В этот день Юля с подругами штукатурила в правом крыле здания больницы. Потолок здесь был несколько выше, чем в других помещениях.
— Здесь у нас родильное отделение будет, — поделилась с девушками врач Антонина Петровна.
Все новыми глазами огляделись вокруг. Высокие вытянутые овалы оконных проемов. Пола
Далеко унеслись мысли Юлии. Ей представился город, как бы сошедший с иллюстраций научно-фантастического романа. Высокие светлые дома, гранитные набережные. На сопке — ажурная башня телевизионного центра. Лучи искусственного солнца прорезают сумрак полярной ночи. Между домами цветут кусты роз. Среди зелени играют дети… А в центре города, на торжественной круглой площади, памятник из бронзы: прекрасная девушка с факелом в высоко поднятой руке. «Ленинскому комсомолу, основоположнику города Буранного» — гласит надпись на пьедестале.
…Она набрала раствор на сокол, стала равномерно кидать шлепки на стену и снова предалась мечтаниям.
А кто эти дети, играющие среди зелени? Это ребята Аси, Яди, Майки, Нелли. Только у нее, у Юли, нет никого, но ей довольно и счастья подруг, которые все вышли замуж и обзавелись семьями.
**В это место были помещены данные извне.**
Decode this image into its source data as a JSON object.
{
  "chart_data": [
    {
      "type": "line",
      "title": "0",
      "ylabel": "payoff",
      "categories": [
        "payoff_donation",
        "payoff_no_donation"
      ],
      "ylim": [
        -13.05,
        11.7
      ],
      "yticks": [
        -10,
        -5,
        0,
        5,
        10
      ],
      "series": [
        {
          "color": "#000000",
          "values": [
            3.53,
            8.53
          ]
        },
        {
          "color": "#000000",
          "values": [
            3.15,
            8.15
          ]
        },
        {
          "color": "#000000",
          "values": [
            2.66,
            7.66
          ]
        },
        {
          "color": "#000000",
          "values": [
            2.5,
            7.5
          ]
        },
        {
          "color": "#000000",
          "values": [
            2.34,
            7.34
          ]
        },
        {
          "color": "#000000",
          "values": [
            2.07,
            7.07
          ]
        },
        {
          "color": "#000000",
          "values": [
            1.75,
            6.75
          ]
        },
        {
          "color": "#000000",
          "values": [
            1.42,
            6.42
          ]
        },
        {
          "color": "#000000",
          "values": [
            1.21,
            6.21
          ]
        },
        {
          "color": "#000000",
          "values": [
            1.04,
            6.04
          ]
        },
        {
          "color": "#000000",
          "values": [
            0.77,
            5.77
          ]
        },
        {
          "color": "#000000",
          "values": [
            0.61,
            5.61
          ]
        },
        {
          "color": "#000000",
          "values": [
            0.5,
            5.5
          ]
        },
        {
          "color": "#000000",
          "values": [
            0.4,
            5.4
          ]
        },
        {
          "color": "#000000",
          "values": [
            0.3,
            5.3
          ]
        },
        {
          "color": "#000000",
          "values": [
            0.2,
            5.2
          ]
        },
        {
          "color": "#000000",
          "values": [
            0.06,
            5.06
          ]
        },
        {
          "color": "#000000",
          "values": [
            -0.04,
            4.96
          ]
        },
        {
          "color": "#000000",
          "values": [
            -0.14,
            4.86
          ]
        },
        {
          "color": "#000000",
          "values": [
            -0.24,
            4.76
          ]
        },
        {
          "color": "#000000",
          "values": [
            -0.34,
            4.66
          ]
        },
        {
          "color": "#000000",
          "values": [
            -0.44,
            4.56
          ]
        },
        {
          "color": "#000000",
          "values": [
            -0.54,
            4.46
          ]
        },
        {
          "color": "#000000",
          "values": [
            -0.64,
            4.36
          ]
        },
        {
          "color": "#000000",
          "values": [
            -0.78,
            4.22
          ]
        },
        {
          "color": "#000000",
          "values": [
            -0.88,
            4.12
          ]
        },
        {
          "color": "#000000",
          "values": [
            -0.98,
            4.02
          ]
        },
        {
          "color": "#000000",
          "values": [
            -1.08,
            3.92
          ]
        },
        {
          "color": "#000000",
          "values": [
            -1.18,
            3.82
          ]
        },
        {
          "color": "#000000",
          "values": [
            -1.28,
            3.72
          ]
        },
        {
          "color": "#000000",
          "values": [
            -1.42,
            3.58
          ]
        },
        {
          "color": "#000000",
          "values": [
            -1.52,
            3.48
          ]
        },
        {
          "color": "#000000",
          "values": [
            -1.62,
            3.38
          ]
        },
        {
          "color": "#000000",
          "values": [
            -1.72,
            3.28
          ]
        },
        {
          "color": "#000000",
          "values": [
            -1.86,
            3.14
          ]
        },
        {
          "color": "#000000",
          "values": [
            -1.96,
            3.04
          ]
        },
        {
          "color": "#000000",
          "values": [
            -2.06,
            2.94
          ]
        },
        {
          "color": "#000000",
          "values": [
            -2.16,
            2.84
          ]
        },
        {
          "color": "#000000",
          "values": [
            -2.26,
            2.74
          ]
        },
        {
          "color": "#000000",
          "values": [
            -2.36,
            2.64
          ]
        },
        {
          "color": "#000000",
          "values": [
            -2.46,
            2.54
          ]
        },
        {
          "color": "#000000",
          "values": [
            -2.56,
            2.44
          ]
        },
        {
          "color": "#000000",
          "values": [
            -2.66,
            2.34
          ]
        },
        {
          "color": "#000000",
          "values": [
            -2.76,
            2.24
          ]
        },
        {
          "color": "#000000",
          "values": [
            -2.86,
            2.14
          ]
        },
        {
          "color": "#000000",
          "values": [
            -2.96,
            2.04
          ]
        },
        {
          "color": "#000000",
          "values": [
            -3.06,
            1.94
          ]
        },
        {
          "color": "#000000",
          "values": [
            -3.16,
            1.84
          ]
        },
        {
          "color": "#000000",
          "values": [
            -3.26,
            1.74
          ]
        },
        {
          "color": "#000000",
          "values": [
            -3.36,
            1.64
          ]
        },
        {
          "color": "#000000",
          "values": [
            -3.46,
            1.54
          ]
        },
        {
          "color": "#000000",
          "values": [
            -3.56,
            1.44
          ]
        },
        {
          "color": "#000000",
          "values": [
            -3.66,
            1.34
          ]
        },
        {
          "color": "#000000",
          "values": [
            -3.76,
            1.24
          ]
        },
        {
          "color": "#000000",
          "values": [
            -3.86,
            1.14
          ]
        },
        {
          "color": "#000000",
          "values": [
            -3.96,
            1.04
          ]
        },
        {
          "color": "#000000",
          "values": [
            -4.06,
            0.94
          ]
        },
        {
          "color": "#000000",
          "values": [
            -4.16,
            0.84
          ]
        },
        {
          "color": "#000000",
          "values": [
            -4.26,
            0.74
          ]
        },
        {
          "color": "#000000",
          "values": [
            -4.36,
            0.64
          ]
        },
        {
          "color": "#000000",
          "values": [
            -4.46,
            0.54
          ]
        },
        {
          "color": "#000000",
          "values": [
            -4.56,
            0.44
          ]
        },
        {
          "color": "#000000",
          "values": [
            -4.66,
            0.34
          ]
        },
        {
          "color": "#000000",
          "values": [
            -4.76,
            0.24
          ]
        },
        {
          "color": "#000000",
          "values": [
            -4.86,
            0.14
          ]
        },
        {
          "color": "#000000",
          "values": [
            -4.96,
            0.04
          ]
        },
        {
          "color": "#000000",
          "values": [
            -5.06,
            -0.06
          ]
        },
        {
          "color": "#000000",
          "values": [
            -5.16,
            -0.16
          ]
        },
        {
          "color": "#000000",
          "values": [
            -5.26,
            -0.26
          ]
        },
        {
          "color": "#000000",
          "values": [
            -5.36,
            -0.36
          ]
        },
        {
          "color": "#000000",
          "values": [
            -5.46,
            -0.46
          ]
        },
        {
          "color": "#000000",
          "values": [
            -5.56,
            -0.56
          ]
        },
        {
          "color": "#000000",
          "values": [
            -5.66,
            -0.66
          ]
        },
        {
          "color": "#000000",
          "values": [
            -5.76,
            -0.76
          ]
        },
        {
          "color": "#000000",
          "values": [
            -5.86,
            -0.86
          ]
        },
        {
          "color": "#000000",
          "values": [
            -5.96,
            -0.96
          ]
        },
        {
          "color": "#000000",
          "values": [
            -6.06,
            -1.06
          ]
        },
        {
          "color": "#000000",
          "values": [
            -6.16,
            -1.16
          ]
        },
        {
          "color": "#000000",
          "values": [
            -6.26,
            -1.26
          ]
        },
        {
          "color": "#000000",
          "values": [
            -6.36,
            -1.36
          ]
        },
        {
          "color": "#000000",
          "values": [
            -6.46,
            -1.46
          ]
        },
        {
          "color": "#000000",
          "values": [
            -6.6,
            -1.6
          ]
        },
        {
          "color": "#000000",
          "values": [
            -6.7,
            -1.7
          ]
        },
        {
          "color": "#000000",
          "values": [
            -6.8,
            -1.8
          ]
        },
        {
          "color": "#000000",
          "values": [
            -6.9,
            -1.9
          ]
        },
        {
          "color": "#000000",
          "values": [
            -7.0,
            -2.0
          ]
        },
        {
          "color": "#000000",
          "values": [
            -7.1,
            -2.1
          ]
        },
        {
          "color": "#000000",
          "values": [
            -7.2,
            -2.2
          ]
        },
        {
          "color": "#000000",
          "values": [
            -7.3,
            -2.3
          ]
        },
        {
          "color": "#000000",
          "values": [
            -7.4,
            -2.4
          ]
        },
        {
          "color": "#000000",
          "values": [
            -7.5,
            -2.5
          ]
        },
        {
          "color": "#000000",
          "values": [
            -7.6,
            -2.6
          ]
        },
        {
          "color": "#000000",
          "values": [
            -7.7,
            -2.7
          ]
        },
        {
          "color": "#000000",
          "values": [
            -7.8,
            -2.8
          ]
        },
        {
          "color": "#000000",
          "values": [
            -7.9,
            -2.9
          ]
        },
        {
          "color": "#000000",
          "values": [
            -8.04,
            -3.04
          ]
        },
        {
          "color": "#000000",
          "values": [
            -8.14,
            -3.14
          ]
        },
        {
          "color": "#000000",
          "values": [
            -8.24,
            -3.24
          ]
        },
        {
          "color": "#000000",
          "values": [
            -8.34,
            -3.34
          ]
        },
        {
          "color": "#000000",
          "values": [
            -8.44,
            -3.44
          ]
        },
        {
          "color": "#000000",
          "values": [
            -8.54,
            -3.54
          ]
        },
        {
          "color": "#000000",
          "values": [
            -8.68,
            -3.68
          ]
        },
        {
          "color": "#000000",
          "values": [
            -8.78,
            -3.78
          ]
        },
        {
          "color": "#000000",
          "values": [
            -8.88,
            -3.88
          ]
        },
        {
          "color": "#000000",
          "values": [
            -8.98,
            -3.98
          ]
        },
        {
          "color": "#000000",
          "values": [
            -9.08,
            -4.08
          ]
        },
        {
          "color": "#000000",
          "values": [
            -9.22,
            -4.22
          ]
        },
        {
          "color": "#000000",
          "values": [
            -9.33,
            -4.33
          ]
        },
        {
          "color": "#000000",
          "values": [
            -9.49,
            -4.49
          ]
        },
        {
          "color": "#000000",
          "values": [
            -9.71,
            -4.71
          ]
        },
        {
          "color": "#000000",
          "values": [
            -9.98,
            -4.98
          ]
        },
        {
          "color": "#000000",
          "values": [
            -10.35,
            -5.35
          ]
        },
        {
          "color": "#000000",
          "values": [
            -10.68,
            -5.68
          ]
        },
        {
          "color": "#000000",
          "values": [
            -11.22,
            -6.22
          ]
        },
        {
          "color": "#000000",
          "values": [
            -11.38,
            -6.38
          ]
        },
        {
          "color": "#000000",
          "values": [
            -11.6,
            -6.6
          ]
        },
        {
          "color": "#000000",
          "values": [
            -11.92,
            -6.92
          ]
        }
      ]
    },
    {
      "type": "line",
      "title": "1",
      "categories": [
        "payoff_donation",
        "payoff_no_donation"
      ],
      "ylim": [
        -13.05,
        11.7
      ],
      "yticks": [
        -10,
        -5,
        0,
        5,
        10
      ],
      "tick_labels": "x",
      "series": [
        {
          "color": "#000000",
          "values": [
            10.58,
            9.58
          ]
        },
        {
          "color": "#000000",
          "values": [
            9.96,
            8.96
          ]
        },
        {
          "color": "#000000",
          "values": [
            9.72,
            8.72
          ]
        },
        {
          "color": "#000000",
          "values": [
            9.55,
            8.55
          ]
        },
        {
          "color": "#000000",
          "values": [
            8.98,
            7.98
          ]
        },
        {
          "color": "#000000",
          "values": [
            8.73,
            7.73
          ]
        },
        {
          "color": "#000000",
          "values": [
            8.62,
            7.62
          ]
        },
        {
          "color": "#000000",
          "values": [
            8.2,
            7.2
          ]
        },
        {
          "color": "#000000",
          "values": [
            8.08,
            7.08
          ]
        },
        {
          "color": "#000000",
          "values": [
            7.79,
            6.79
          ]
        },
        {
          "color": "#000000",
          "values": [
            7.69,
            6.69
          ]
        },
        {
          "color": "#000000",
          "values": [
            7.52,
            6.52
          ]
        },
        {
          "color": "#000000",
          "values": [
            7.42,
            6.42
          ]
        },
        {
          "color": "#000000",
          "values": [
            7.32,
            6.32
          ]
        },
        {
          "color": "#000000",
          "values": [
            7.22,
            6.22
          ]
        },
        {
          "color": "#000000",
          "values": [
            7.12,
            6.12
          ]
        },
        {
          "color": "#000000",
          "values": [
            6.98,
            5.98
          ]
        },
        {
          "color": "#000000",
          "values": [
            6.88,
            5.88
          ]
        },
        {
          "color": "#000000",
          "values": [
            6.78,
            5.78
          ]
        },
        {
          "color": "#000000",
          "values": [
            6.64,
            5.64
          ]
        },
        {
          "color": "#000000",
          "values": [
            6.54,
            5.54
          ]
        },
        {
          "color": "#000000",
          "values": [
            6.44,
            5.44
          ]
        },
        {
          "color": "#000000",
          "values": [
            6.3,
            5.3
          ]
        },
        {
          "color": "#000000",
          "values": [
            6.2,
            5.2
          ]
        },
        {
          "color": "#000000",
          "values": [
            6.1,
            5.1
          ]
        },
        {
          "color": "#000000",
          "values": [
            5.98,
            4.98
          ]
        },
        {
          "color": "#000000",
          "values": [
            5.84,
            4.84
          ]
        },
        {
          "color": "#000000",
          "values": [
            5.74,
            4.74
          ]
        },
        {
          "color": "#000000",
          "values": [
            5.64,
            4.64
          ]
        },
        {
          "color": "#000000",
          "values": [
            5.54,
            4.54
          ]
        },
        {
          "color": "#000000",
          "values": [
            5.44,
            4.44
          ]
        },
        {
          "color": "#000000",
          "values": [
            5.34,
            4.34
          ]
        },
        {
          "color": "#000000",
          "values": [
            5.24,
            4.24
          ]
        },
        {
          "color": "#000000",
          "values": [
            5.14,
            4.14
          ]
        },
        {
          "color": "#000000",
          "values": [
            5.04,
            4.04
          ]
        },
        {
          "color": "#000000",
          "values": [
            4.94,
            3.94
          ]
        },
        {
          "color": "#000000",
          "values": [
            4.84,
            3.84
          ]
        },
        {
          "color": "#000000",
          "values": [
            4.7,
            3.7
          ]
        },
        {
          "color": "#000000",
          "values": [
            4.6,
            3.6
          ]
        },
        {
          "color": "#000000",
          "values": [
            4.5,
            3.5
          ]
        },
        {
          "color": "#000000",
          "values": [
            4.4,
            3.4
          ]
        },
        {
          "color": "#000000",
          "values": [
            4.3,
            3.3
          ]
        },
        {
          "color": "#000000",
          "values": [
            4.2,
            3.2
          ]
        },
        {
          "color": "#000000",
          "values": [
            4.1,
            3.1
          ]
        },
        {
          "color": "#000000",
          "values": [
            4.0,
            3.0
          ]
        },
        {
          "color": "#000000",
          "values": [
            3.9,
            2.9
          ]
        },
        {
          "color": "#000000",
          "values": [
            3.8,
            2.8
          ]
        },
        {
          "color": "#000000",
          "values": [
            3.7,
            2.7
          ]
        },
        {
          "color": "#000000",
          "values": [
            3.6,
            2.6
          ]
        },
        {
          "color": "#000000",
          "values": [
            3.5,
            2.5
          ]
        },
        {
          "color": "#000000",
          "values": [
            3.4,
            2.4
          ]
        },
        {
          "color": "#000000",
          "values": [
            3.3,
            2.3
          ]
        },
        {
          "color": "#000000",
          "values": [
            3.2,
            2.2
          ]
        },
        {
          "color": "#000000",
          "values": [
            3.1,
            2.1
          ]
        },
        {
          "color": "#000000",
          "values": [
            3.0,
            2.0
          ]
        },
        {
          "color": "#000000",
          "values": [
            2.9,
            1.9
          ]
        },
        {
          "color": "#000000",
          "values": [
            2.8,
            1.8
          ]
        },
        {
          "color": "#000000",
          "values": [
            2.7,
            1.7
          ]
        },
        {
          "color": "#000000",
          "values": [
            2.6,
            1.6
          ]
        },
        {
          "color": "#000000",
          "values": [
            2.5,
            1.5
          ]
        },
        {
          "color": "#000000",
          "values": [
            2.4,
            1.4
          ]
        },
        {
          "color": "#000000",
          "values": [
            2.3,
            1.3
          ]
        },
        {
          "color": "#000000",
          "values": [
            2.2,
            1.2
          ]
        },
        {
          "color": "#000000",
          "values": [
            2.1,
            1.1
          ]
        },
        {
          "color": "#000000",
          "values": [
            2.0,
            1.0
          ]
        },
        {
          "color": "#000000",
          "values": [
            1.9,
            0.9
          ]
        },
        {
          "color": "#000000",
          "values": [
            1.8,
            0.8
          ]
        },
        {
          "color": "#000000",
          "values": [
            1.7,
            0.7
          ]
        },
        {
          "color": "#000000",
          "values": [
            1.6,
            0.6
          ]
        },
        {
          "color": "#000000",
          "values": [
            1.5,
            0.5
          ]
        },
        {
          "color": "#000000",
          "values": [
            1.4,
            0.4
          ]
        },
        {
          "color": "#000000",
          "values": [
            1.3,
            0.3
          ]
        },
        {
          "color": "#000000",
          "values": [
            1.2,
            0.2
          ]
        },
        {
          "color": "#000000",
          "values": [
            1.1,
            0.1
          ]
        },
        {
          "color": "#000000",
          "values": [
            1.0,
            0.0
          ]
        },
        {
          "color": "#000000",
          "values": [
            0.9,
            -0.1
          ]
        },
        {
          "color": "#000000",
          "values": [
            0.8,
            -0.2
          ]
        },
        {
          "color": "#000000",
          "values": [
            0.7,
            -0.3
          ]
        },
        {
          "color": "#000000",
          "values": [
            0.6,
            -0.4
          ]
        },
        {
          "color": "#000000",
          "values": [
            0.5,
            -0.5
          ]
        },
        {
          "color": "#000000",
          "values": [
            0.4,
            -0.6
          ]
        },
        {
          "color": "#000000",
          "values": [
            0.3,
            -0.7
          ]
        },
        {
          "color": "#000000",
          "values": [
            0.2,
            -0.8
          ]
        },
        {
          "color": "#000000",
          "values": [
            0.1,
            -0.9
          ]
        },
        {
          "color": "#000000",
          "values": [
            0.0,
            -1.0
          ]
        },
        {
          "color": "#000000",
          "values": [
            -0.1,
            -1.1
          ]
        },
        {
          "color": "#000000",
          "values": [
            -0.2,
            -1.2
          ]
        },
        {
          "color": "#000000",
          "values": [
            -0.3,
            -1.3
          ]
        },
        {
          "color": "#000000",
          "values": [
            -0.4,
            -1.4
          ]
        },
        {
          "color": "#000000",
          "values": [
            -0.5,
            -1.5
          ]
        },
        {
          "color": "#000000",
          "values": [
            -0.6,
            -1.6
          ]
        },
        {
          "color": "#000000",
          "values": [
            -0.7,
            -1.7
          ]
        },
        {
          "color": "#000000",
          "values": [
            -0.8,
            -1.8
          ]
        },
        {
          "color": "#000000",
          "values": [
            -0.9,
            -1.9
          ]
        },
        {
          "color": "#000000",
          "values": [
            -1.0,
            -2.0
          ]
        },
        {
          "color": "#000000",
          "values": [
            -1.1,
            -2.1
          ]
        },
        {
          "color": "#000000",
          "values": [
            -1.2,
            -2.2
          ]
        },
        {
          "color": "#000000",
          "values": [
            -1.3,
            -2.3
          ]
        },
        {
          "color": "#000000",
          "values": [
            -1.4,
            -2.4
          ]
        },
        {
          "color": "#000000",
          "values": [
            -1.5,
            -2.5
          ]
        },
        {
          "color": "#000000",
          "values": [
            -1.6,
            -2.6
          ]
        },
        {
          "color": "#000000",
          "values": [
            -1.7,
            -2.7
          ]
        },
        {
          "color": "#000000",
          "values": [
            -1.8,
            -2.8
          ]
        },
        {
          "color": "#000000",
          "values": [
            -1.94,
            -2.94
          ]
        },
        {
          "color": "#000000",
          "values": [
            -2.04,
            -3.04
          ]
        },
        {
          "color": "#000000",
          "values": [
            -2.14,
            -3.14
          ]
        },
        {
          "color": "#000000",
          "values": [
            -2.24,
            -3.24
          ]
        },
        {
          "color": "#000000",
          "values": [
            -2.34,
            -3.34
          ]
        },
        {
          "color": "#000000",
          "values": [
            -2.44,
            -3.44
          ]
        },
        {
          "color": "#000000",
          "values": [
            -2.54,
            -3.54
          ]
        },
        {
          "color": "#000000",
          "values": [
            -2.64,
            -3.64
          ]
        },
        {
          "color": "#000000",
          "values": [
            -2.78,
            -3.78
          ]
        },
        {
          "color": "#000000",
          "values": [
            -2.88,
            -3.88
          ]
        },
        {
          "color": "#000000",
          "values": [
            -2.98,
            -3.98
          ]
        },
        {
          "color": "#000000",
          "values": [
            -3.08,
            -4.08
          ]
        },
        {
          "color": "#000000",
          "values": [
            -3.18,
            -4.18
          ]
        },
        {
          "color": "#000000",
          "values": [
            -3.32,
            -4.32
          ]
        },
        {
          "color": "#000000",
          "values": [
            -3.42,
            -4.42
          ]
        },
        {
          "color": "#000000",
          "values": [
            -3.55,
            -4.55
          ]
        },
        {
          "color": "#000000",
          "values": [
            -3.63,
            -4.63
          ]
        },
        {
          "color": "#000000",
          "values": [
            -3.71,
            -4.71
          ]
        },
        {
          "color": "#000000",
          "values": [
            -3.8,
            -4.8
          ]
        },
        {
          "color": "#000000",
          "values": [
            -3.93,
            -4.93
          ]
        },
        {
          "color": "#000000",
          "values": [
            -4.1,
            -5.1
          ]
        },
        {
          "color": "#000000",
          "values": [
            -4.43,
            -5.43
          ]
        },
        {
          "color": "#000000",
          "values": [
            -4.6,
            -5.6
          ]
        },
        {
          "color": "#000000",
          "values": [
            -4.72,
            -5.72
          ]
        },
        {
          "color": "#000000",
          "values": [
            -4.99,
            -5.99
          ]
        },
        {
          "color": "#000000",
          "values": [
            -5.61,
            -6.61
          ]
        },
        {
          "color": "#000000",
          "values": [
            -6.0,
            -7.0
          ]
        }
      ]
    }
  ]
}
Завтра Юле исполняется восемнадцать лет. Никто не знает об этом. От своих из Ленинграда пришла посылка с фруктами и сладостями. С посылками известно, как надо поступать: раскрыть ящик и поставить посреди комнаты — пусть каждая берет что хочет. А справлять день рождения настроения нет.
Странно, что именно в эти дни, когда она чувствовала себя несчастной и разочарованной в жизни, мастерок и сокол словно сжалились над Юлей — стали послушнее.
Смену закончили хорошо.
После обеда подруги собрались гладить. Завтра в клубе «Вечер дружбы и отдыха», будут танцы, надо подготовиться.
Возбужденный и радостный, зашел Женя Зюзин:
— Сейчас в конторе подсчитали выполнение — на первом месте идете! Поздравляю! Маляров вот обидели… — И он рассказал про утреннюю историю.
— Как же так? Обсчитали! И ты… смолчал? — Совестливая Ядя недоуменно уставилась на Женю.
— Праздник придет, а у них… пусто в кармане, — пожалела маляров Нелли. Недавно купила она себе шелковую кофточку, туфли и еще кое-что — впервые денег хватило не только на питание и помощь родным.
— Не беспокойтесь! Был и у Прохора Семеныча и у Одинцова. Сейчас начальник приказ подписал… — Женя выдержал паузу. — Полный перерасчет, всем малярам доплата, а мастеру — выговор: за плохой учет работы.
— Молодец! — похвалила Ася Егорова.
Ядя, жалея, что невольно обидела Женю, присела рядом:
— Давай рубашку выстираем… завтра же вечер. Брюки у тебя пузырем.
— Танцевать не собираюсь. — Он не хотел показать, что обласкан ее вниманием, и старался выдержать деловой тон. — Слушай, культсектор, — обратился он к Юле, — не сорвется у нас завтра? Ты с инженерами договорилась?
— Обещали, что придут, — ответила Юля.
— Но ты предупреди, чтобы только без цифр и прочей скучищи!